Pelley is desperate to get tournaments going to save the tour from losing money. The tour’s TV contracts, especially with Sky Sports, are a lucrative source of revenue. Pelley doesn’t want to be giving any of that money back in the form of rebates. Hence the need to get tournaments up and running as soon as possible.
It’s also why Pelley would love to see the Ryder Cup played even without fans. While the tour doesn’t make as much money when the event is staged in the United States, it does provide revenue. Holding the Ryder Cup will also please Sky, which is desperate to show live sports to keep subscribers happy, many of whom must be thinking of cancelling subscriptions, if they haven’t already done so.

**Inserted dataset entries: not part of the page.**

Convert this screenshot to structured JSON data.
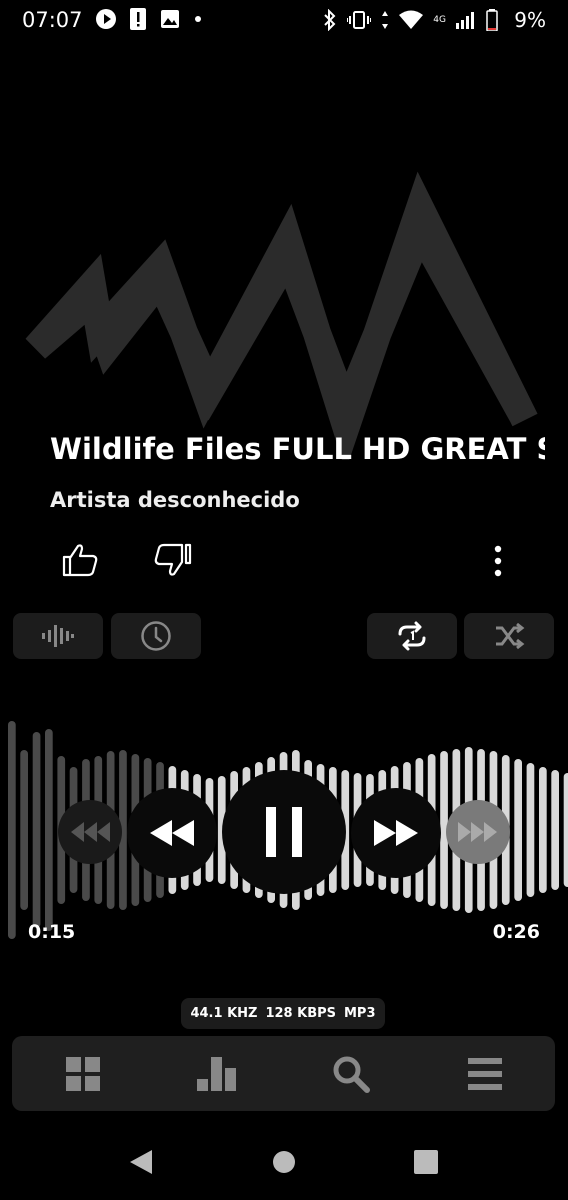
{
  "status_bar": {
    "time": "07:07",
    "battery_percent": "9%",
    "network_label": "4G"
  },
  "track": {
    "title": "Wildlife Files FULL HD GREAT SP",
    "artist": "Artista desconhecido"
  },
  "playback": {
    "current_time": "0:15",
    "total_time": "0:26",
    "progress": 0.577
  },
  "format": {
    "sample_rate": "44.1 KHZ",
    "bitrate": "128 KBPS",
    "codec": "MP3"
  },
  "icons": {
    "like": "thumb-up-icon",
    "dislike": "thumb-down-icon",
    "more": "more-vertical-icon",
    "equalizer": "equalizer-icon",
    "sleep_timer": "clock-icon",
    "repeat": "repeat-one-icon",
    "shuffle": "shuffle-icon",
    "nav": [
      "grid-icon",
      "chart-icon",
      "search-icon",
      "menu-icon"
    ]
  },
  "colors": {
    "background": "#000000",
    "chip_bg": "#1c1c1c",
    "waveform_played": "#4a4a4a",
    "waveform_unplayed": "#d9d9d9"
  }
}
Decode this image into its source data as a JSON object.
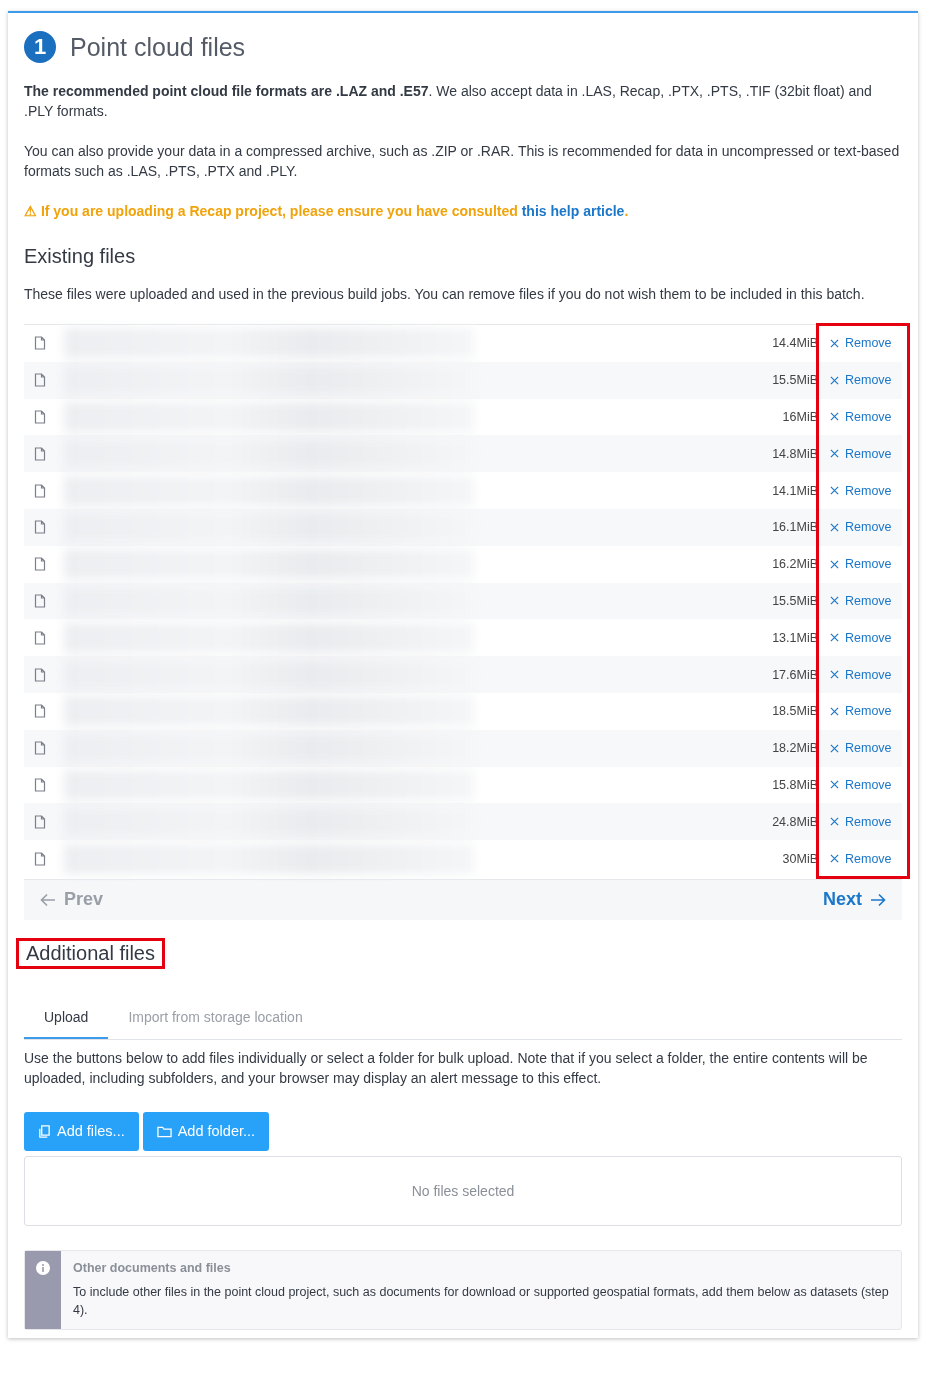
{
  "step": {
    "number": "1",
    "title": "Point cloud files"
  },
  "intro": [
    "**The recommended point cloud file formats are .LAZ and .E57**. We also accept data in .LAS, Recap, .PTX, .PTS, .TIF (32bit float) and .PLY formats.",
    "You can also provide your data in a compressed archive, such as .ZIP or .RAR. This is recommended for data in uncompressed or text-based formats such as .LAS, .PTS, .PTX and .PLY."
  ],
  "warning": {
    "icon": "⚠",
    "text": "If you are uploading a Recap project, please ensure you have consulted",
    "link": "this help article",
    "end": "."
  },
  "existing": {
    "heading": "Existing files",
    "description": "These files were uploaded and used in the previous build jobs. You can remove files if you do not wish them to be included in this batch.",
    "remove_column_highlighted": true,
    "files": [
      {
        "size": "14.4MiB",
        "action": "Remove"
      },
      {
        "size": "15.5MiB",
        "action": "Remove"
      },
      {
        "size": "16MiB",
        "action": "Remove"
      },
      {
        "size": "14.8MiB",
        "action": "Remove"
      },
      {
        "size": "14.1MiB",
        "action": "Remove"
      },
      {
        "size": "16.1MiB",
        "action": "Remove"
      },
      {
        "size": "16.2MiB",
        "action": "Remove"
      },
      {
        "size": "15.5MiB",
        "action": "Remove"
      },
      {
        "size": "13.1MiB",
        "action": "Remove"
      },
      {
        "size": "17.6MiB",
        "action": "Remove"
      },
      {
        "size": "18.5MiB",
        "action": "Remove"
      },
      {
        "size": "18.2MiB",
        "action": "Remove"
      },
      {
        "size": "15.8MiB",
        "action": "Remove"
      },
      {
        "size": "24.8MiB",
        "action": "Remove"
      },
      {
        "size": "30MiB",
        "action": "Remove"
      }
    ],
    "pager": {
      "prev": {
        "label": "Prev",
        "disabled": true
      },
      "next": {
        "label": "Next",
        "disabled": false
      }
    }
  },
  "additional": {
    "heading": "Additional files",
    "heading_highlighted": true,
    "tabs": [
      {
        "label": "Upload",
        "selected": true
      },
      {
        "label": "Import from storage location",
        "selected": false
      }
    ],
    "description": "Use the buttons below to add files individually or select a folder for bulk upload. Note that if you select a folder, the entire contents will be uploaded, including subfolders, and your browser may display an alert message to this effect.",
    "buttons": [
      {
        "kind": "files",
        "label": "Add files..."
      },
      {
        "kind": "folder",
        "label": "Add folder..."
      }
    ],
    "dropzone": "No files selected"
  },
  "notice": {
    "title": "Other documents and files",
    "text": "To include other files in the point cloud project, such as documents for download or supported geospatial formats, add them below as datasets (step 4)."
  }
}
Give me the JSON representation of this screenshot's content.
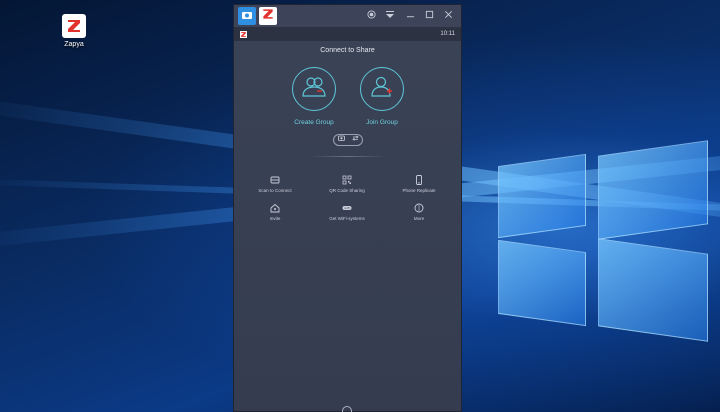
{
  "desktop": {
    "icon_label": "Zapya"
  },
  "emulator": {
    "titlebar_icons": [
      "home-icon",
      "zapya-icon"
    ],
    "controls": [
      "record-icon",
      "dropdown-icon",
      "minimize-icon",
      "maximize-icon",
      "close-icon"
    ],
    "status_time": "10:11"
  },
  "app": {
    "title": "Connect to Share",
    "create_group": "Create Group",
    "join_group": "Join Group",
    "options": [
      {
        "label": "Scan to Connect",
        "icon": "scan-icon"
      },
      {
        "label": "QR Code Sharing",
        "icon": "qr-code-icon"
      },
      {
        "label": "Phone Replicate",
        "icon": "phone-icon"
      },
      {
        "label": "Invite",
        "icon": "invite-icon"
      },
      {
        "label": "Get WiFi-systems",
        "icon": "wifi-icon"
      },
      {
        "label": "More",
        "icon": "more-icon"
      }
    ]
  },
  "colors": {
    "accent": "#5ec6d6",
    "panel": "#3a4256"
  }
}
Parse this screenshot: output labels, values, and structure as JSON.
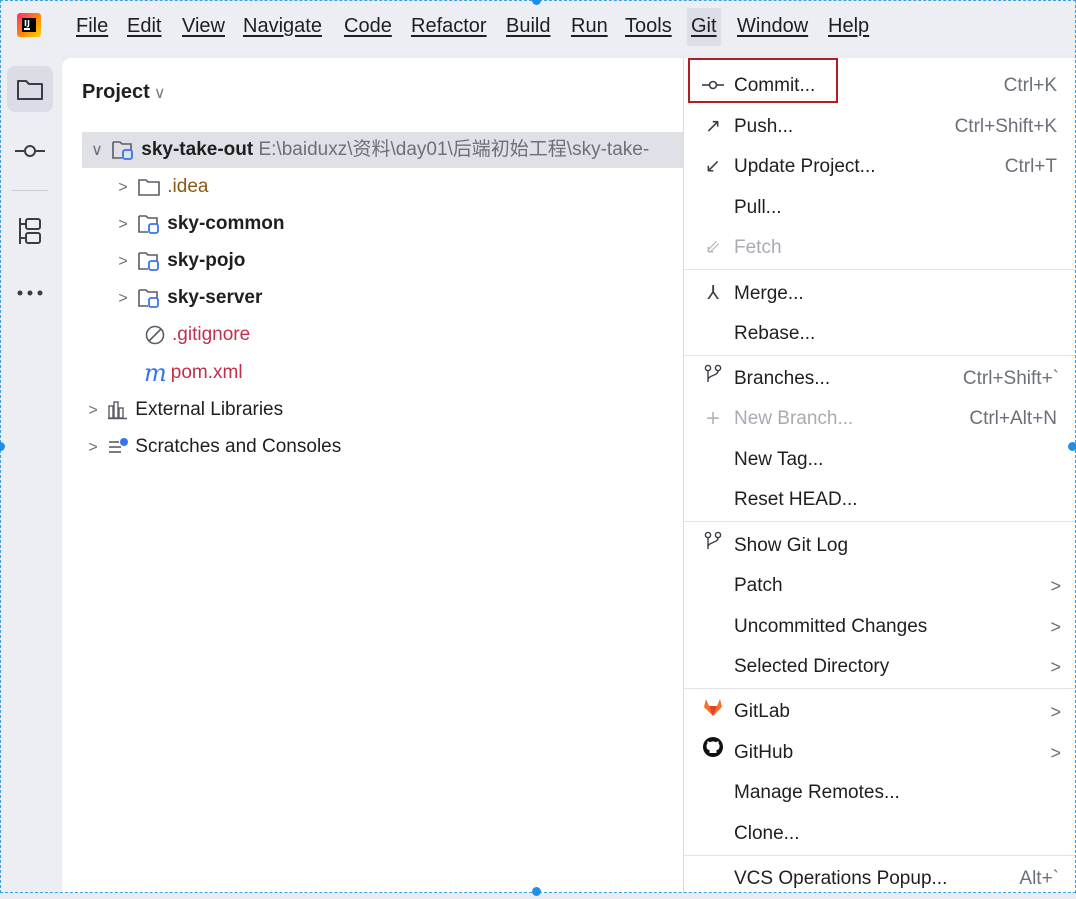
{
  "menubar": {
    "items": [
      "File",
      "Edit",
      "View",
      "Navigate",
      "Code",
      "Refactor",
      "Build",
      "Run",
      "Tools",
      "Git",
      "Window",
      "Help"
    ],
    "active": "Git"
  },
  "toolbar": {
    "icons": [
      "folder-icon",
      "commit-icon",
      "structure-icon",
      "more-icon"
    ]
  },
  "project": {
    "title": "Project",
    "root": {
      "name": "sky-take-out",
      "path": "E:\\baiduxz\\资料\\day01\\后端初始工程\\sky-take-"
    },
    "children": [
      {
        "name": ".idea",
        "style": "folder"
      },
      {
        "name": "sky-common",
        "style": "module"
      },
      {
        "name": "sky-pojo",
        "style": "module"
      },
      {
        "name": "sky-server",
        "style": "module"
      },
      {
        "name": ".gitignore",
        "style": "ignored"
      },
      {
        "name": "pom.xml",
        "style": "maven"
      }
    ],
    "extra": [
      {
        "name": "External Libraries"
      },
      {
        "name": "Scratches and Consoles"
      }
    ]
  },
  "git_menu": {
    "items": [
      {
        "label": "Commit...",
        "shortcut": "Ctrl+K"
      },
      {
        "label": "Push...",
        "shortcut": "Ctrl+Shift+K"
      },
      {
        "label": "Update Project...",
        "shortcut": "Ctrl+T"
      },
      {
        "label": "Pull...",
        "shortcut": ""
      },
      {
        "label": "Fetch",
        "shortcut": ""
      },
      {
        "label": "Merge...",
        "shortcut": ""
      },
      {
        "label": "Rebase...",
        "shortcut": ""
      },
      {
        "label": "Branches...",
        "shortcut": "Ctrl+Shift+`"
      },
      {
        "label": "New Branch...",
        "shortcut": "Ctrl+Alt+N"
      },
      {
        "label": "New Tag...",
        "shortcut": ""
      },
      {
        "label": "Reset HEAD...",
        "shortcut": ""
      },
      {
        "label": "Show Git Log",
        "shortcut": ""
      },
      {
        "label": "Patch",
        "shortcut": ""
      },
      {
        "label": "Uncommitted Changes",
        "shortcut": ""
      },
      {
        "label": "Selected Directory",
        "shortcut": ""
      },
      {
        "label": "GitLab",
        "shortcut": ""
      },
      {
        "label": "GitHub",
        "shortcut": ""
      },
      {
        "label": "Manage Remotes...",
        "shortcut": ""
      },
      {
        "label": "Clone...",
        "shortcut": ""
      },
      {
        "label": "VCS Operations Popup...",
        "shortcut": "Alt+`"
      }
    ],
    "highlight_color": "#b01e1e"
  }
}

Pelley would also love to see the Rolex tournaments take place. These minimum purse $7 million tournaments are the Canadian’s brainchild, part of his success story. The Scottish and Irish Opens haven’t been cancelled, merely postponed, while the BMW PGA Championship, Turkish Airlines Open, Nedbank Golf Challenge and DP World Tour Championship, Dubai remain on the schedule. Pelley needs to keep Rolex as happy as possible to maintain that partnership. The luxury watch company hasn’t been totally happy with the series, considering some events have struggled to attract truly world class fields.
Pelley has been a breath of fresh air since he took over. He’s brought an innovative approach to a drab sport, but he hasn’t been afraid to splash tour cash either on events like the GolfSixes, ShotClock Masters, Hero Challenge and other marketing initiatives. It's cash the tour desperately needs right now.
Thirty years ago, there were seven tournaments in England alone on the European Tour schedule. Remember the Wang Four Stars, the English Open, World Match Play, Murphy’s Cup and the Benson and Hedges International Open? The tour was forced further afield as these events disappeared from the schedule. It reached the stage where English golf fans were lucky some years to get one event. For example, the 2010 BMW PGA Championship was the only European Tour event staged in England that season compared to four in Scotland.
The only problem with Pelley’s proposed schedule is that these events will probably take place without fans. Still, if we have to go back to the future to restart tournament golf then I’m sure most golf fans won’t mind. European Tour players certainly won’t.